Entre as medidas adotadas estão manter por menos tempo os aviões no solo, enquanto embarcam e desembarcam passageiros; uma melhor distribuição dos horários em alguns centros de conexões, evitando horários de congestionamento; a otimização dos horários, para obter conexões mais fáceis e um melhor desempenho operacional; e a adequação de espaços, como escritórios e salas de embarque, às reais necessidades do serviço.

Um dos objetivos do programa é reduzir, ainda em 2006, em oito minutos o tempo médio no qual cada avião fica no solo, entre o pouso e a decolagem. Como o avião poderá ficar mais tempo no ar, só isso dará à empresa um aumento de oferta equivalente a mais dez aviões disponíveis para as operações.

Comentando o assunto, o vice-presidente de Operações da United, Pete McDonald, declarou: “Para o passageiro, o resultado desses esforços será aumento de freqüências, novas rotas e melhores conexões.

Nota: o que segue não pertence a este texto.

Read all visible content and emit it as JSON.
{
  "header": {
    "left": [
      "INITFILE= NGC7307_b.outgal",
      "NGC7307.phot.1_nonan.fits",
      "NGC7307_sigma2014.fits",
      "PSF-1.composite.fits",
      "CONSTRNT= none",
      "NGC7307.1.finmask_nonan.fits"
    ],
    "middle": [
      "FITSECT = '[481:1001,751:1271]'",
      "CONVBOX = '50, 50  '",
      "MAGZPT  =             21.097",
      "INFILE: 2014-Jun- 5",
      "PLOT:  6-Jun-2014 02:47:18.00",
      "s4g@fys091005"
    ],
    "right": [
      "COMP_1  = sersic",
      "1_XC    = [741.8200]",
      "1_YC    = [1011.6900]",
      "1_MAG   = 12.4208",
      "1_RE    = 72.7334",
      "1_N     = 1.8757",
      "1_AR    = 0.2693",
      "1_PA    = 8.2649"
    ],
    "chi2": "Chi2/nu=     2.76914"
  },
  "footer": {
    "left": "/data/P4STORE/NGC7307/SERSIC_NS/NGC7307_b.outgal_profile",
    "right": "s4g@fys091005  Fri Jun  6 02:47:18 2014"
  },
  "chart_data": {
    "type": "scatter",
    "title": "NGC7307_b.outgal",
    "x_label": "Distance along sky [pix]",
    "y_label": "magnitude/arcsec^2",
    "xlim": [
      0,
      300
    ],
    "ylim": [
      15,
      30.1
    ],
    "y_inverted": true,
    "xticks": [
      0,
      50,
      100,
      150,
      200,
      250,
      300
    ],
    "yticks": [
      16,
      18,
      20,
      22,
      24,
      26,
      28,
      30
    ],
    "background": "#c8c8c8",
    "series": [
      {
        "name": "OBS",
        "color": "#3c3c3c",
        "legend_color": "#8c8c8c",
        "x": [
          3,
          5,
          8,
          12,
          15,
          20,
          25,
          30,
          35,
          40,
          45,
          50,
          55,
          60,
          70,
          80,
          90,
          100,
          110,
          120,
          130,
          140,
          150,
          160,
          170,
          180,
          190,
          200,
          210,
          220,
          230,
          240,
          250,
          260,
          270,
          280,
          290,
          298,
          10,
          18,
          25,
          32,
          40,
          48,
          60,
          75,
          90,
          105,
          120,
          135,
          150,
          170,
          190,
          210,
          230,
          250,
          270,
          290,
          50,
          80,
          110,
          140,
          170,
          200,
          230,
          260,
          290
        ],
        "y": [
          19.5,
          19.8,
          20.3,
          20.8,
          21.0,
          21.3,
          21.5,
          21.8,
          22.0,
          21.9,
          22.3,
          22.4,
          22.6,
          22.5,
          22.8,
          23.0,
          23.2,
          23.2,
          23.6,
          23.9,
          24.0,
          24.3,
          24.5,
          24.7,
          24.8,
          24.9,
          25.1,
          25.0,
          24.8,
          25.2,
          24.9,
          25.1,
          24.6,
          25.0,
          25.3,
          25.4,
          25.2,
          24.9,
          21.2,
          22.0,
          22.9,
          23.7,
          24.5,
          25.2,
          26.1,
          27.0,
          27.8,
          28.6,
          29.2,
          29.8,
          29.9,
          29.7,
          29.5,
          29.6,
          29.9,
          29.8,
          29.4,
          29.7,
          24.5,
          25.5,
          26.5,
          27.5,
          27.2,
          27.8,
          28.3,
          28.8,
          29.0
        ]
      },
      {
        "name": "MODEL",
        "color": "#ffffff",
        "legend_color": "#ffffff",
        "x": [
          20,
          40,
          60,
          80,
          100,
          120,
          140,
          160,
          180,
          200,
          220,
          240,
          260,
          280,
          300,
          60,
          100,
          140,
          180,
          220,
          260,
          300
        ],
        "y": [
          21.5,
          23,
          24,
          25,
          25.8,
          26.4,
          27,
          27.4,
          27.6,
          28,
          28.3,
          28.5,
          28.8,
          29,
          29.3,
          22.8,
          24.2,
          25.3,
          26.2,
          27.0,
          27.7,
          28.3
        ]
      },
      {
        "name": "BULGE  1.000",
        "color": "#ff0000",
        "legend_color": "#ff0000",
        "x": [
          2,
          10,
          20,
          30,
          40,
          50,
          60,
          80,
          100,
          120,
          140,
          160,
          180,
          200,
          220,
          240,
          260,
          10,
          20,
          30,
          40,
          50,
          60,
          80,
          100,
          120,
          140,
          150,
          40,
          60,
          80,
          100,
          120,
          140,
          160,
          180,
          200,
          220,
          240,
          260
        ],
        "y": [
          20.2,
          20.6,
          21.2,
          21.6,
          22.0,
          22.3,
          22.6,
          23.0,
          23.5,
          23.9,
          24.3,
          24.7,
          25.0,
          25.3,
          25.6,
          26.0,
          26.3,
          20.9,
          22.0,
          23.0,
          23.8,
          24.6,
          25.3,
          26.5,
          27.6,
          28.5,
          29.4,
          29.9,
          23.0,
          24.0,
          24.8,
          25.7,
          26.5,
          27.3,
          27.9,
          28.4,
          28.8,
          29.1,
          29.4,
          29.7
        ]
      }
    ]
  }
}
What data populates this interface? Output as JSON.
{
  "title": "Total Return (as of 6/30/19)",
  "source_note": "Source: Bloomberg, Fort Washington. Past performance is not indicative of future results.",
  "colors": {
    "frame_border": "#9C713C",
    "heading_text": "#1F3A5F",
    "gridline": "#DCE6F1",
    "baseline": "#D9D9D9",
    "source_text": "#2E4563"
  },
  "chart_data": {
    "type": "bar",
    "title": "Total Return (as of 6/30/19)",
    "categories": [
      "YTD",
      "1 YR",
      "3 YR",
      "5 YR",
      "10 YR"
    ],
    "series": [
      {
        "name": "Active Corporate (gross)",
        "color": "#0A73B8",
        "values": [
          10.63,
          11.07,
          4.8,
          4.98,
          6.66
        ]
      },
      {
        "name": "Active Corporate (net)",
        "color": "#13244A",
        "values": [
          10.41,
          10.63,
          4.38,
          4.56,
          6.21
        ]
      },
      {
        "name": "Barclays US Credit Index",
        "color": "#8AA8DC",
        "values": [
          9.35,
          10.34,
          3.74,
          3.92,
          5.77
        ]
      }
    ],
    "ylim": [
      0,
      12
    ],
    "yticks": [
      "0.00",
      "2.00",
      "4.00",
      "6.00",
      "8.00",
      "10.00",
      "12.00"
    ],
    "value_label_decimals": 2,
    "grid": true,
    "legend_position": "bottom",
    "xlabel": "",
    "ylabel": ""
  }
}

Trabalhamos muito nos últimos três anos para melhorar nossas operações, em todos os aspectos, para benefício do cliente. Este trabalho continuará, mesmo depois que sairmos do Capítulo 11”.

A United calculou que cada minuto a menos no block time – o tempo entre o momento em que o avião deixa a estação de passageiros e o momento em que atraca no terminal do destino – significa uma economia de dezenas de milhões de dólares por ano. Assim, os esforços de racionalização incluem uma melhor adequação de horários, para evitar que os aviões percam tempo nas filas de decolagem que surgem em alguns aeroportos.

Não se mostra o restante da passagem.